Many of us live in a world with a lot of choices, sometimes an overwhelming number of choices. When we’re shut out from those choices, we feel deprived, as, indeed, we may be. But the sense of deprivation does not depart us even when we have lots of choices. Indeed, we adapt to having all those choices and can crave more, for one of the thing we learn in a world of lots of consumer choices is that more consumption is better.

Of course that is not always so. Religious values and spiritual practices of gratitude, generosity, mercy, care of the stranger, care for the earth, and love of the Holy recall us to the choices that matter most. More opportunities for generosity is not necessarily a good thing, for it can mean that there is great suffering and iniquity. But choosing generosity more often, as a habit of being, can be a good thing, adding to the world’s blessings and our own satisfaction, granting us another way to love the Holy, even if the generous acts we do might limit our consumptive choices. If they don’t limit our consumptive choices, how generous are those actions? What are we really giving?

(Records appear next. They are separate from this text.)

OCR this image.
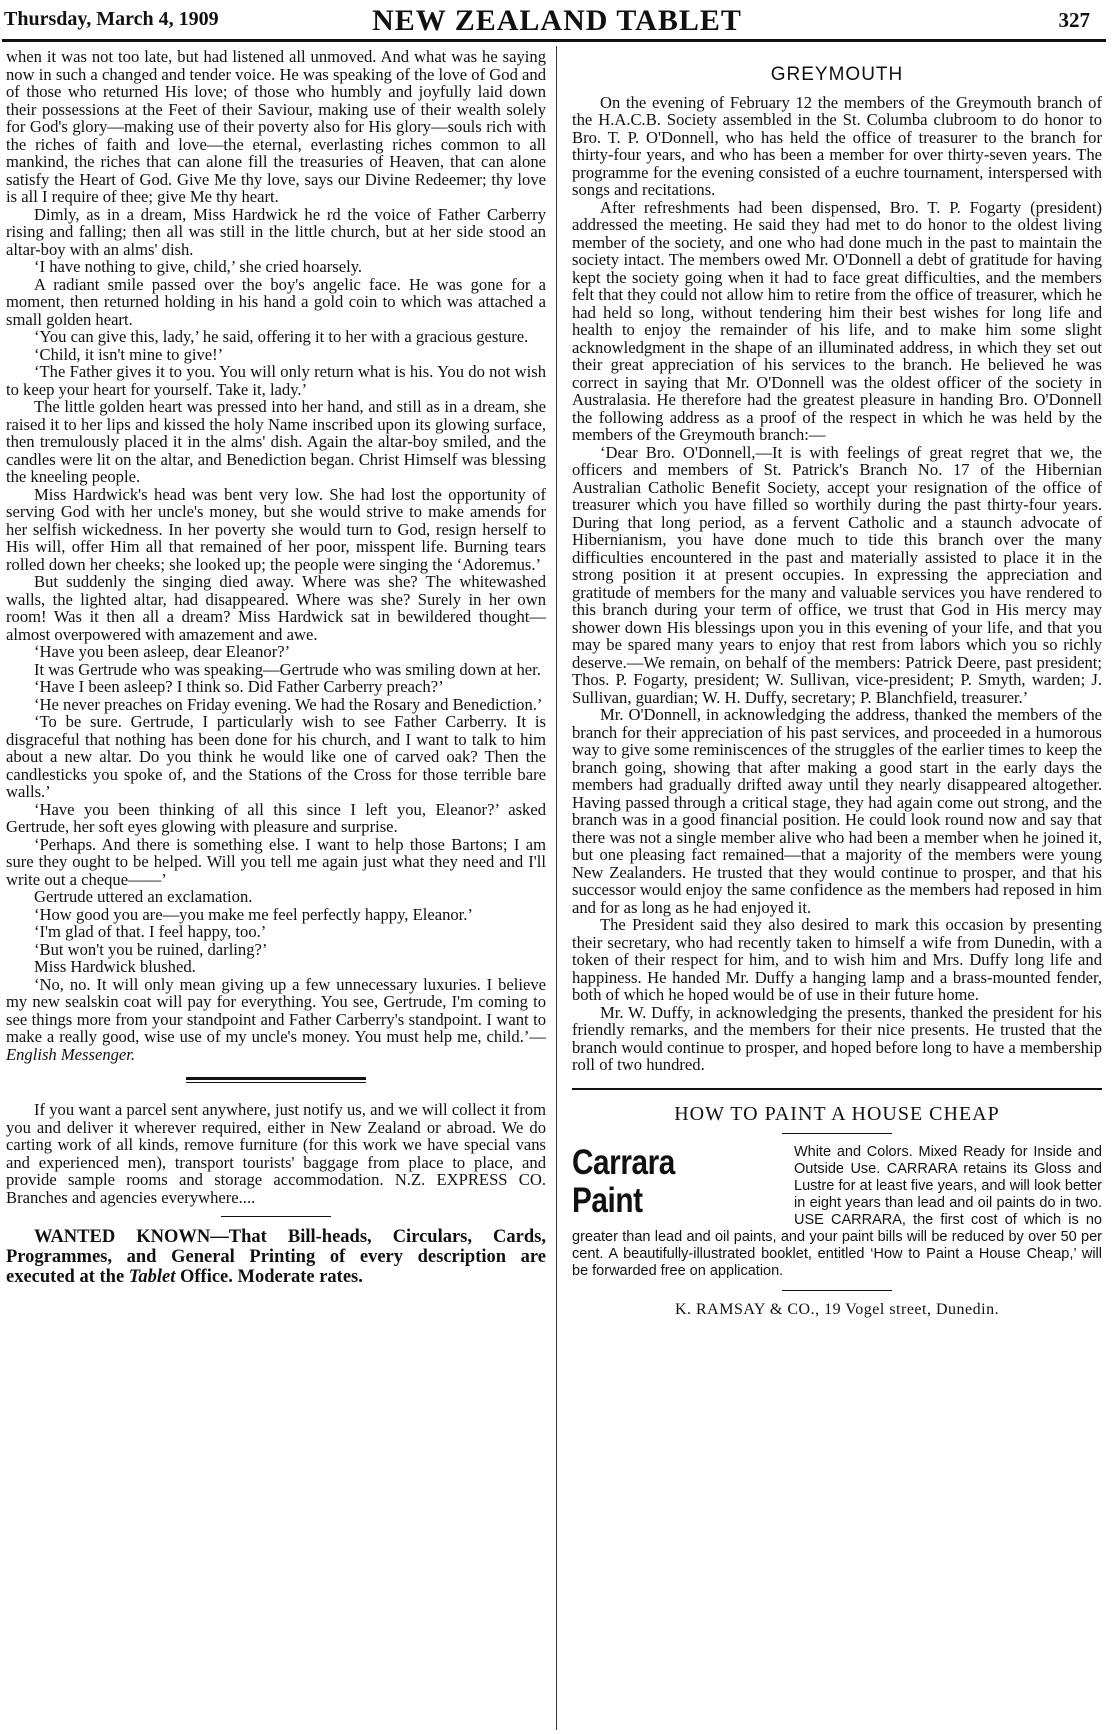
Thursday, March 4, 1909	NEW ZEALAND TABLET	327

when it was not too late, but had listened all unmoved. And what was he saying now in such a changed and tender voice. He was speaking of the love of God and of those who returned His love; of those who humbly and joyfully laid down their possessions at the Feet of their Saviour, making use of their wealth solely for God's glory—making use of their poverty also for His glory—souls rich with the riches of faith and love—the eternal, everlasting riches common to all mankind, the riches that can alone fill the treasuries of Heaven, that can alone satisfy the Heart of God. Give Me thy love, says our Divine Redeemer; thy love is all I require of thee; give Me thy heart.

Dimly, as in a dream, Miss Hardwick he rd the voice of Father Carberry rising and falling; then all was still in the little church, but at her side stood an altar-boy with an alms' dish.

‘I have nothing to give, child,’ she cried hoarsely.

A radiant smile passed over the boy's angelic face. He was gone for a moment, then returned holding in his hand a gold coin to which was attached a small golden heart.

‘You can give this, lady,’ he said, offering it to her with a gracious gesture.

‘Child, it isn't mine to give!’

‘The Father gives it to you. You will only return what is his. You do not wish to keep your heart for yourself. Take it, lady.’

The little golden heart was pressed into her hand, and still as in a dream, she raised it to her lips and kissed the holy Name inscribed upon its glowing surface, then tremulously placed it in the alms' dish. Again the altar-boy smiled, and the candles were lit on the altar, and Benediction began. Christ Himself was blessing the kneeling people.

Miss Hardwick's head was bent very low. She had lost the opportunity of serving God with her uncle's money, but she would strive to make amends for her selfish wickedness. In her poverty she would turn to God, resign herself to His will, offer Him all that remained of her poor, misspent life. Burning tears rolled down her cheeks; she looked up; the people were singing the ‘Adoremus.’

But suddenly the singing died away. Where was she? The whitewashed walls, the lighted altar, had disappeared. Where was she? Surely in her own room! Was it then all a dream? Miss Hardwick sat in bewildered thought—almost overpowered with amazement and awe.

‘Have you been asleep, dear Eleanor?’

It was Gertrude who was speaking—Gertrude who was smiling down at her.

‘Have I been asleep? I think so. Did Father Carberry preach?’

‘He never preaches on Friday evening. We had the Rosary and Benediction.’

‘To be sure. Gertrude, I particularly wish to see Father Carberry. It is disgraceful that nothing has been done for his church, and I want to talk to him about a new altar. Do you think he would like one of carved oak? Then the candlesticks you spoke of, and the Stations of the Cross for those terrible bare walls.’

‘Have you been thinking of all this since I left you, Eleanor?’ asked Gertrude, her soft eyes glowing with pleasure and surprise.

‘Perhaps. And there is something else. I want to help those Bartons; I am sure they ought to be helped. Will you tell me again just what they need and I'll write out a cheque——’

Gertrude uttered an exclamation.

‘How good you are—you make me feel perfectly happy, Eleanor.’

‘I'm glad of that. I feel happy, too.’

‘But won't you be ruined, darling?’

Miss Hardwick blushed.

‘No, no. It will only mean giving up a few unnecessary luxuries. I believe my new sealskin coat will pay for everything. You see, Gertrude, I'm coming to see things more from your standpoint and Father Carberry's standpoint. I want to make a really good, wise use of my uncle's money. You must help me, child.’—English Messenger.

If you want a parcel sent anywhere, just notify us, and we will collect it from you and deliver it wherever required, either in New Zealand or abroad. We do carting work of all kinds, remove furniture (for this work we have special vans and experienced men), transport tourists' baggage from place to place, and provide sample rooms and storage accommodation. N.Z. EXPRESS CO. Branches and agencies everywhere....

WANTED KNOWN—That Bill-heads, Circulars, Cards, Programmes, and General Printing of every description are executed at the Tablet Office. Moderate rates.

GREYMOUTH

On the evening of February 12 the members of the Greymouth branch of the H.A.C.B. Society assembled in the St. Columba clubroom to do honor to Bro. T. P. O'Donnell, who has held the office of treasurer to the branch for thirty-four years, and who has been a member for over thirty-seven years. The programme for the evening consisted of a euchre tournament, interspersed with songs and recitations.

After refreshments had been dispensed, Bro. T. P. Fogarty (president) addressed the meeting. He said they had met to do honor to the oldest living member of the society, and one who had done much in the past to maintain the society intact. The members owed Mr. O'Donnell a debt of gratitude for having kept the society going when it had to face great difficulties, and the members felt that they could not allow him to retire from the office of treasurer, which he had held so long, without tendering him their best wishes for long life and health to enjoy the remainder of his life, and to make him some slight acknowledgment in the shape of an illuminated address, in which they set out their great appreciation of his services to the branch. He believed he was correct in saying that Mr. O'Donnell was the oldest officer of the society in Australasia. He therefore had the greatest pleasure in handing Bro. O'Donnell the following address as a proof of the respect in which he was held by the members of the Greymouth branch:—

‘Dear Bro. O'Donnell,—It is with feelings of great regret that we, the officers and members of St. Patrick's Branch No. 17 of the Hibernian Australian Catholic Benefit Society, accept your resignation of the office of treasurer which you have filled so worthily during the past thirty-four years. During that long period, as a fervent Catholic and a staunch advocate of Hibernianism, you have done much to tide this branch over the many difficulties encountered in the past and materially assisted to place it in the strong position it at present occupies. In expressing the appreciation and gratitude of members for the many and valuable services you have rendered to this branch during your term of office, we trust that God in His mercy may shower down His blessings upon you in this evening of your life, and that you may be spared many years to enjoy that rest from labors which you so richly deserve.—We remain, on behalf of the members: Patrick Deere, past president; Thos. P. Fogarty, president; W. Sullivan, vice-president; P. Smyth, warden; J. Sullivan, guardian; W. H. Duffy, secretary; P. Blanchfield, treasurer.’

Mr. O'Donnell, in acknowledging the address, thanked the members of the branch for their appreciation of his past services, and proceeded in a humorous way to give some reminiscences of the struggles of the earlier times to keep the branch going, showing that after making a good start in the early days the members had gradually drifted away until they nearly disappeared altogether. Having passed through a critical stage, they had again come out strong, and the branch was in a good financial position. He could look round now and say that there was not a single member alive who had been a member when he joined it, but one pleasing fact remained—that a majority of the members were young New Zealanders. He trusted that they would continue to prosper, and that his successor would enjoy the same confidence as the members had reposed in him and for as long as he had enjoyed it.

The President said they also desired to mark this occasion by presenting their secretary, who had recently taken to himself a wife from Dunedin, with a token of their respect for him, and to wish him and Mrs. Duffy long life and happiness. He handed Mr. Duffy a hanging lamp and a brass-mounted fender, both of which he hoped would be of use in their future home.

Mr. W. Duffy, in acknowledging the presents, thanked the president for his friendly remarks, and the members for their nice presents. He trusted that the branch would continue to prosper, and hoped before long to have a membership roll of two hundred.

HOW TO PAINT A HOUSE CHEAP
Carrara Paint
White and Colors. Mixed Ready for Inside and Outside Use. CARRARA retains its Gloss and Lustre for at least five years, and will look better in eight years than lead and oil paints do in two. USE CARRARA, the first cost of which is no greater than lead and oil paints, and your paint bills will be reduced by over 50 per cent. A beautifully-illustrated booklet, entitled ‘How to Paint a House Cheap,’ will be forwarded free on application.
K. RAMSAY & CO., 19 Vogel street, Dunedin.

Trained to consume, many of us have adapted to expecting more from our religious institutions and from each other. Because we can look forward to a new generation of computers or new fashions or new and improved whatevers, we learn to expect the same from each other. It is a terribly unmerciful and ungenerous adaptation. I know people trying to nurture healthy families and yet driven to work longer and longer hours because each year or each quarter they are expected to do more with less. Religious leaders have the same pressures, because we bring those expectations that we ourselves labor under to our religious institutions. We can expect more from each other, but a merciful and generous expecting isn’t quantitative in the items we produce, but qualitative: together, we learn to be more reverent, more loving, more generous, more forgiving, more kind.

“Take these things out of here! Stop making my Father’s house a marketplace!” Jesus tells us this week.

How are we treating our houses of study and prayer and mercy as part of the marketplace? How can we turn again, back to the Holy, back in generosity and mercy to a different way of being? We have been given the blessing of choices. How shall we choose reverence? It is a Lenten discipline for every day of the year.